Que pourrait apporter l’introduction de perspectives intersectionnelles dans les recherches en santé publique en France ? Quels sont les avantages, les limites, les difficultés de l’utilisation de ce concept dans les études en santé publique ? Ce séminaire interdisciplinaire propose de faire dialoguer ce concept avec les travaux actuels de santé publique, que ce soit pour souligner les apports de cette approche et son potentiel d’analyse, les manques qui caractérisent un grand nombre de travaux de recherche ou les difficultés méthodologiques de sa mise en œuvre. Pour ce faire nous avons déterminé deux axes de recherche.
Le premier axe du séminaire s’intéresse aux apports et limites du concept d’intersectionnalité à l’étude des inégalités sociales de santé. Dans quelle mesure l’absence de prise en compte de l’imbrication de ces rapports sociaux a des effets sur la construction d’un objet de recherche, sur la méthodologie et sur l’analyse ? Comment l’intersectionnalité étend le champ traditionnel français de l’étude des inégalités ? La méthodologie et les outils (quantitatifs et qualitatifs) de la santé publique sont-ils adaptés à la prise en compte de ces intersections ?
Le deuxième axe est un espace où les auteurs peuvent proposer des recherches empiriques dans le champ de la santé qui mobilisent une perspective intersectionnelle. Toutes les études, prenant en compte l’articulation des rapports de genre, d’origine, de classe sociale, etc. et portant sur les inégalités sociales de santé, les pratiques de soins ou les comportements de santé sont les bienvenues.
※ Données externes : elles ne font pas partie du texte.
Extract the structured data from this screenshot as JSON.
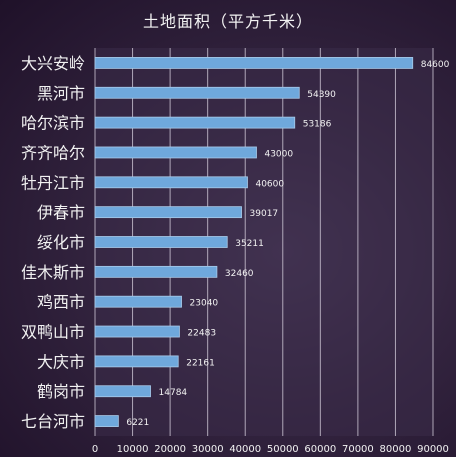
{
  "chart_data": {
    "type": "bar",
    "orientation": "horizontal",
    "title": "土地面积（平方千米）",
    "categories": [
      "大兴安岭",
      "黑河市",
      "哈尔滨市",
      "齐齐哈尔",
      "牡丹江市",
      "伊春市",
      "绥化市",
      "佳木斯市",
      "鸡西市",
      "双鸭山市",
      "大庆市",
      "鹤岗市",
      "七台河市"
    ],
    "values": [
      84600,
      54390,
      53186,
      43000,
      40600,
      39017,
      35211,
      32460,
      23040,
      22483,
      22161,
      14784,
      6221
    ],
    "xlim": [
      0,
      90000
    ],
    "xticks": [
      "0",
      "10000",
      "20000",
      "30000",
      "40000",
      "50000",
      "60000",
      "70000",
      "80000",
      "90000"
    ],
    "grid": true,
    "legend": "none",
    "colors": {
      "bar": "#6fa8dc",
      "bar_border": "#a9cbea",
      "text": "#f2f2f2",
      "grid": "#d9d2e0",
      "plot_background": "#3a2c48"
    }
  }
}
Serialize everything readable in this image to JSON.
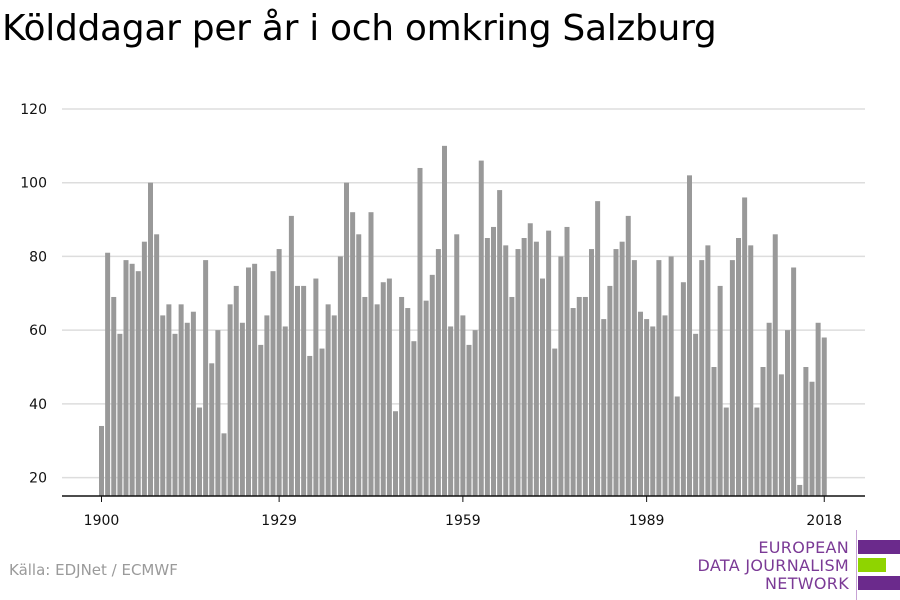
{
  "title": "Kölddagar per år i och omkring Salzburg",
  "source": "Källa: EDJNet / ECMWF",
  "logo": {
    "line1": "EUROPEAN",
    "line2": "DATA JOURNALISM",
    "line3": "NETWORK",
    "colors": {
      "text": "#7b3a96",
      "purple": "#6b2a8c",
      "green": "#8fd400"
    }
  },
  "chart_data": {
    "type": "bar",
    "title": "",
    "xlabel": "",
    "ylabel": "",
    "x_start": 1900,
    "x_ticks": [
      1900,
      1929,
      1959,
      1989,
      2018
    ],
    "ylim": [
      15,
      120
    ],
    "y_ticks": [
      20,
      40,
      60,
      80,
      100,
      120
    ],
    "grid": true,
    "bar_color": "#999999",
    "values": [
      34,
      81,
      69,
      59,
      79,
      78,
      76,
      84,
      100,
      86,
      64,
      67,
      59,
      67,
      62,
      65,
      39,
      79,
      51,
      60,
      32,
      67,
      72,
      62,
      77,
      78,
      56,
      64,
      76,
      82,
      61,
      91,
      72,
      72,
      53,
      74,
      55,
      67,
      64,
      80,
      100,
      92,
      86,
      69,
      92,
      67,
      73,
      74,
      38,
      69,
      66,
      57,
      104,
      68,
      75,
      82,
      110,
      61,
      86,
      64,
      56,
      60,
      106,
      85,
      88,
      98,
      83,
      69,
      82,
      85,
      89,
      84,
      74,
      87,
      55,
      80,
      88,
      66,
      69,
      69,
      82,
      95,
      63,
      72,
      82,
      84,
      91,
      79,
      65,
      63,
      61,
      79,
      64,
      80,
      42,
      73,
      102,
      59,
      79,
      83,
      50,
      72,
      39,
      79,
      85,
      96,
      83,
      39,
      50,
      62,
      86,
      48,
      60,
      77,
      18,
      50,
      46,
      62,
      58
    ]
  }
}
Les méthodes peuvent être quantitatives ou qualitatives, et toute recherche s’inscrivant dans le cadre intersectionnel ou avec une approche réflexive des catégories d’analyses et de l’intersection des diverses formes d’inégalités dans le champ de la santé est également bienvenue.
Nous invitons doctorant-e-s, jeunes docteur-e-s, chercheurs-euses expérimenté-e-s et acteurs de la santé publique de toutes disciplines (sciences sociales, épidémiologie, économie de la santé, biostatistiques, biologie, droit, science politique, géographie de la santé, acteurs de la prévention, usagers, associations d’usagers) à nous adresser des propositions de communications sur ces questions, quels que soient leur rattachement institutionnel, leurs domaines d’intervention ou leur pays de recherche.